Health Medical Center, Hubei Minzu University, Enshi, Hubei, 445000, China.
J Stroke Cerebrovasc Dis. 2025 Jun;34(6):108308. doi: 10.1016/j.jstrokecerebrovasdis.2025.108308. Epub 2025 Apr 8.
This study aims to analyze the disease burden attributed to ischemic stroke related to low-fiber diets (IFD-IS) from 1990 to 2021, utilizing data from the Global Burden of Disease (GBD) database to identify trends and influencing factors of the disease burden.
We conducted a comprehensive analysis of the number of deaths, Disability-Adjusted Life Years (DALYs), Years of Life Lost (YLLs), and Years Lost due to Disability (YLDs) associated with IFD-IS, covering various regions and populations. Statistical methods, including breakpoint regression, decomposition analysis, health inequality analysis, and forecasting analysis, were employed to assess trends and their correlation with the Sociodemographic Index (SDI).
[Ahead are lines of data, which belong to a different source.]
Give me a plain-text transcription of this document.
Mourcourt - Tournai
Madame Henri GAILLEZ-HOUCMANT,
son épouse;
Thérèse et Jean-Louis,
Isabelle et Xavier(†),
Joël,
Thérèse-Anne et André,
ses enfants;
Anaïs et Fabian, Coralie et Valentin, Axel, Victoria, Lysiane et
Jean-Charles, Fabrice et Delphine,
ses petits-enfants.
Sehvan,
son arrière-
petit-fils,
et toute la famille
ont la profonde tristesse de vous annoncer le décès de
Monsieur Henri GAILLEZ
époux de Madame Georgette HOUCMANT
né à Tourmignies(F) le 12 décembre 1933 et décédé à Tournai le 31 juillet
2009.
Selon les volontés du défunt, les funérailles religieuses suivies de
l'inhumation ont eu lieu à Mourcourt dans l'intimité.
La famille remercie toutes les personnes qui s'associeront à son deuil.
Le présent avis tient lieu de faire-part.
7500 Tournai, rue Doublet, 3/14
The findings indicate that deaths, DALYs, YLLs, and YLDs related to IFD-IS have gradually increased globally, with a significantly higher burden in males compared to females. Notable regional disparities were observed, particularly with heavier burdens in China and sub-Saharan Africa. Higher SDI regions demonstrated better control over disease burdens, while aging and population growth were the primary factors contributing to the increase. Additionally, the trend of health inequality related to IFD-IS has slightly diminished, although it is projected that the disease burden will continue to rise by 2040.
This study underscores the necessity of implementing targeted public health interventions for IFD-IS, particularly in low SDI regions. Enhancing dietary education and resource allocation can significantly mitigate the rising trend of IFD-IS. Ongoing monitoring and research are crucial for formulating effective health policies to address this public health challenge.
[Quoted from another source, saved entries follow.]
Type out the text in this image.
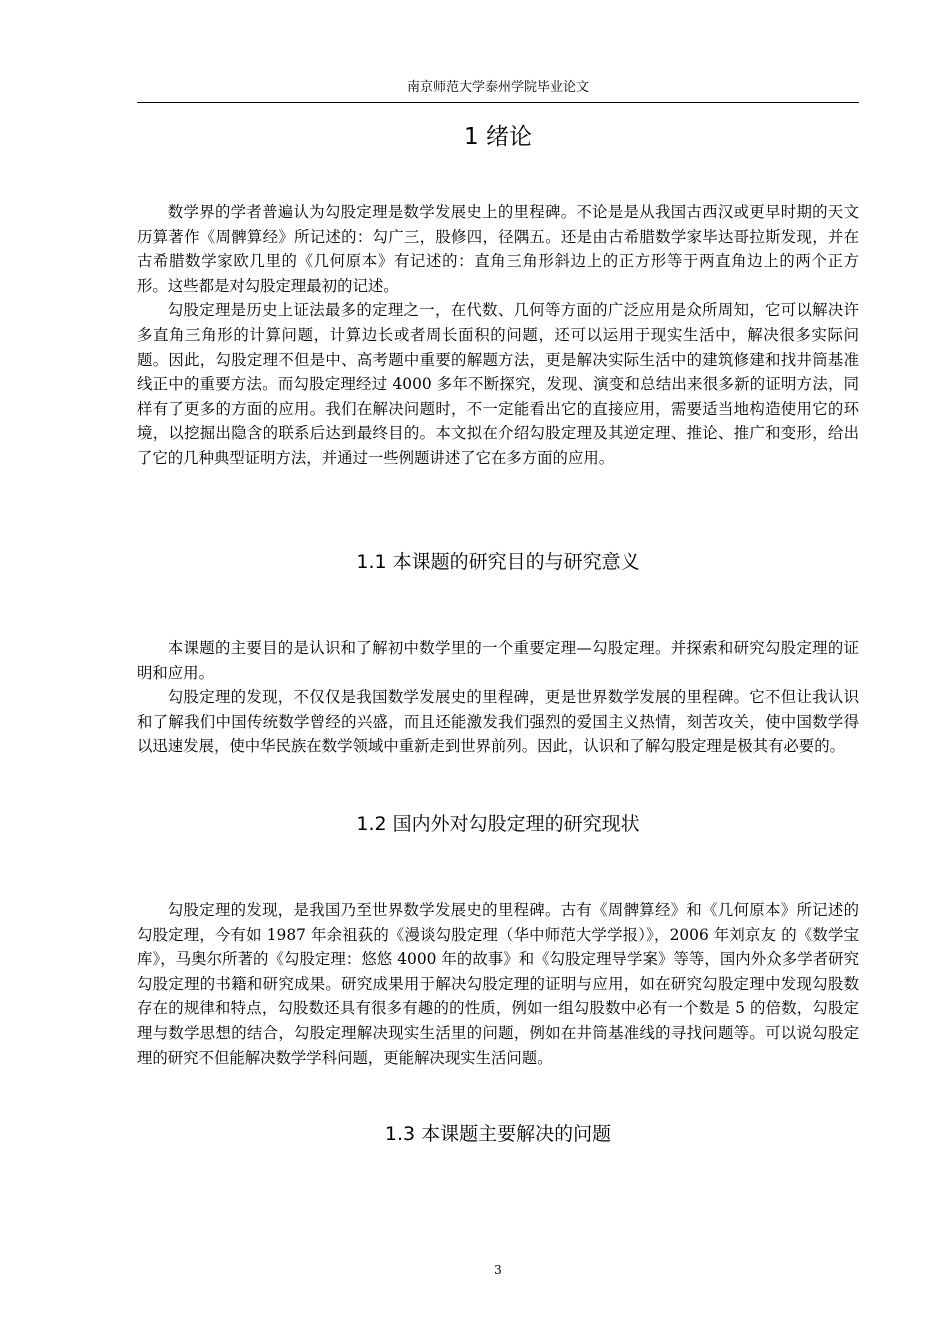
南京师范大学泰州学院毕业论文
1 绪论

数学界的学者普遍认为勾股定理是数学发展史上的里程碑。不论是是从我国古西汉或更早时期的天文历算著作《周髀算经》所记述的：勾广三，股修四，径隅五。还是由古希腊数学家毕达哥拉斯发现，并在古希腊数学家欧几里的《几何原本》有记述的：直角三角形斜边上的正方形等于两直角边上的两个正方形。这些都是对勾股定理最初的记述。

勾股定理是历史上证法最多的定理之一，在代数、几何等方面的广泛应用是众所周知，它可以解决许多直角三角形的计算问题，计算边长或者周长面积的问题，还可以运用于现实生活中，解决很多实际问题。因此，勾股定理不但是中、高考题中重要的解题方法，更是解决实际生活中的建筑修建和找井筒基准线正中的重要方法。而勾股定理经过 4000 多年不断探究，发现、演变和总结出来很多新的证明方法，同样有了更多的方面的应用。我们在解决问题时，不一定能看出它的直接应用，需要适当地构造使用它的环境，以挖掘出隐含的联系后达到最终目的。本文拟在介绍勾股定理及其逆定理、推论、推广和变形，给出了它的几种典型证明方法，并通过一些例题讲述了它在多方面的应用。

1.1 本课题的研究目的与研究意义

本课题的主要目的是认识和了解初中数学里的一个重要定理—勾股定理。并探索和研究勾股定理的证明和应用。

勾股定理的发现，不仅仅是我国数学发展史的里程碑，更是世界数学发展的里程碑。它不但让我认识和了解我们中国传统数学曾经的兴盛，而且还能激发我们强烈的爱国主义热情，刻苦攻关，使中国数学得以迅速发展，使中华民族在数学领域中重新走到世界前列。因此，认识和了解勾股定理是极其有必要的。

1.2 国内外对勾股定理的研究现状

勾股定理的发现，是我国乃至世界数学发展史的里程碑。古有《周髀算经》和《几何原本》所记述的勾股定理，今有如 1987 年余祖荻的《漫谈勾股定理（华中师范大学学报）》，2006 年刘京友 的《数学宝库》，马奥尔所著的《勾股定理：悠悠 4000 年的故事》和《勾股定理导学案》等等，国内外众多学者研究勾股定理的书籍和研究成果。研究成果用于解决勾股定理的证明与应用，如在研究勾股定理中发现勾股数存在的规律和特点，勾股数还具有很多有趣的的性质，例如一组勾股数中必有一个数是 5 的倍数，勾股定理与数学思想的结合，勾股定理解决现实生活里的问题，例如在井筒基准线的寻找问题等。可以说勾股定理的研究不但能解决数学学科问题，更能解决现实生活问题。

1.3 本课题主要解决的问题
3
本研究旨在利用全球疾病负担(GBD)数据库的数据,分析1990年至2021年低纤维饮食相关缺血性卒中(IFD-IS)的疾病负担,以确定疾病负担的趋势和影响因素。
我们对与IFD-IS相关的死亡人数、伤残调整生命年(DALYs)、生命损失年数(YLLs)和残疾损失年数(YLDs)进行了全面分析,涵盖了不同地区和人群。采用了包括断点回归、分解分析、健康不平等分析和预测分析在内的统计方法,以评估趋势及其与社会人口指数(SDI)的相关性。
研究结果表明,全球范围内与IFD-IS相关的死亡、DALYs、YLLs和YLDs呈逐渐上升趋势,男性的负担明显高于女性。观察到显著的地区差异,特别是中国和撒哈拉以南非洲的负担较重。SDI较高的地区对疾病负担的控制较好,而老龄化和人口增长是导致负担增加的主要因素。此外,与IFD-IS相关的健康不平等趋势略有减弱,尽管预计到2040年疾病负担将继续上升。
本研究强调了针对IFD-IS实施有针对性的公共卫生干预措施的必要性,特别是在低SDI地区。加强饮食教育和资源分配可以显著缓解IFD-IS的上升趋势。持续的监测和研究对于制定有效的卫生政策以应对这一公共卫生挑战至关重要。